LLM observability SDK — track token usage, tool calls, and conversations via Pentatonic TES
Project description
@pentatonic-ai/agent-events
LLM observability SDK — track token usage, tool calls, and conversations via Pentatonic TES.
Provider-agnostic: automatically wraps OpenAI, Anthropic, and Cloudflare Workers AI clients.

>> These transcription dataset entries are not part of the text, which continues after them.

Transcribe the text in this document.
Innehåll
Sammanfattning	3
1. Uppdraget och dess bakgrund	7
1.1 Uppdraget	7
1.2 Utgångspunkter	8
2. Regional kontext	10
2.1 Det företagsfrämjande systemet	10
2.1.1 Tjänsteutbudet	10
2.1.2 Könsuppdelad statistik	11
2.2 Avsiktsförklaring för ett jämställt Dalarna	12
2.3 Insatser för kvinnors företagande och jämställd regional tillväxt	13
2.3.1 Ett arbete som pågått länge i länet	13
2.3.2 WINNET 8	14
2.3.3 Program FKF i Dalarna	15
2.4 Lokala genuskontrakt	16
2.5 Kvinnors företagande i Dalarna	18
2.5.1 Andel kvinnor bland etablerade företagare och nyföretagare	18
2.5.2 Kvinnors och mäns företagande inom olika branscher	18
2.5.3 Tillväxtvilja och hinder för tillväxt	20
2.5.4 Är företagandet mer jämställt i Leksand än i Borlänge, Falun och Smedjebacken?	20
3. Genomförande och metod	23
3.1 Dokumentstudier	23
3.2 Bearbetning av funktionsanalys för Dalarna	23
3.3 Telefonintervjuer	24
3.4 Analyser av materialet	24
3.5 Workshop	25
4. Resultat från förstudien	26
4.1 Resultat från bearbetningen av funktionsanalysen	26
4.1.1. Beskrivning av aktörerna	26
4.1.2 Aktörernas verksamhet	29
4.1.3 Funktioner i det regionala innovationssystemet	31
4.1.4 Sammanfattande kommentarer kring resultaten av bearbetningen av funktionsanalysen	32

Available for both JavaScript and Python.
Getting Started
1. Create an account and get your API key
npx @pentatonic-ai/agent-events init
This will walk you through:
- Creating a Pentatonic account (email, company name, password)
- Choosing a data region (EU or US)
- Email verification
- Generating your API key
At the end you'll see your credentials:
TES_ENDPOINT=https://api.pentatonic.com
TES_CLIENT_ID=your-company
TES_API_KEY=tes_your-company_xxxxx
Add these to your environment (.env, secrets manager, etc.) and the CLI will install the SDK for you.
2. Or install manually
If you already have an account, install the SDK directly:
npm install @pentatonic-ai/agent-events
pip install pentatonic-agent-events
You can create API keys in the Pentatonic dashboard.
Quick Start
JavaScript
import { TESClient } from "@pentatonic-ai/agent-events";
const tes = new TESClient({
clientId: process.env.TES_CLIENT_ID,
apiKey: process.env.TES_API_KEY,
endpoint: process.env.TES_ENDPOINT,
});
Python
from pentatonic_agent_events import TESClient
import os
tes = TESClient(
client_id=os.environ["TES_CLIENT_ID"],
api_key=os.environ["TES_API_KEY"],
endpoint=os.environ["TES_ENDPOINT"],
)
Wrap any LLM client (automatic tracking)
tes.wrap() auto-detects your client and intercepts every call — each one emits a CHAT_TURN event automatically. Pass an optional sessionId to link events from the same conversation, and metadata to attach custom fields.
JavaScript — OpenAI
import OpenAI from "openai";
const ai = tes.wrap(new OpenAI(), { sessionId: "conv-123", metadata: { userId: "u_1" } });
// Every create() call automatically emits a CHAT_TURN event
const result = await ai.chat.completions.create({
model: "gpt-4o",
messages: [{ role: "user", content: "Hello!" }],
});
ai.sessionId; // "conv-123" — or auto-generated UUID if not provided
Python — OpenAI
from openai import OpenAI
ai = tes.wrap(OpenAI(), session_id="conv-123", metadata={"user_id": "u_1"})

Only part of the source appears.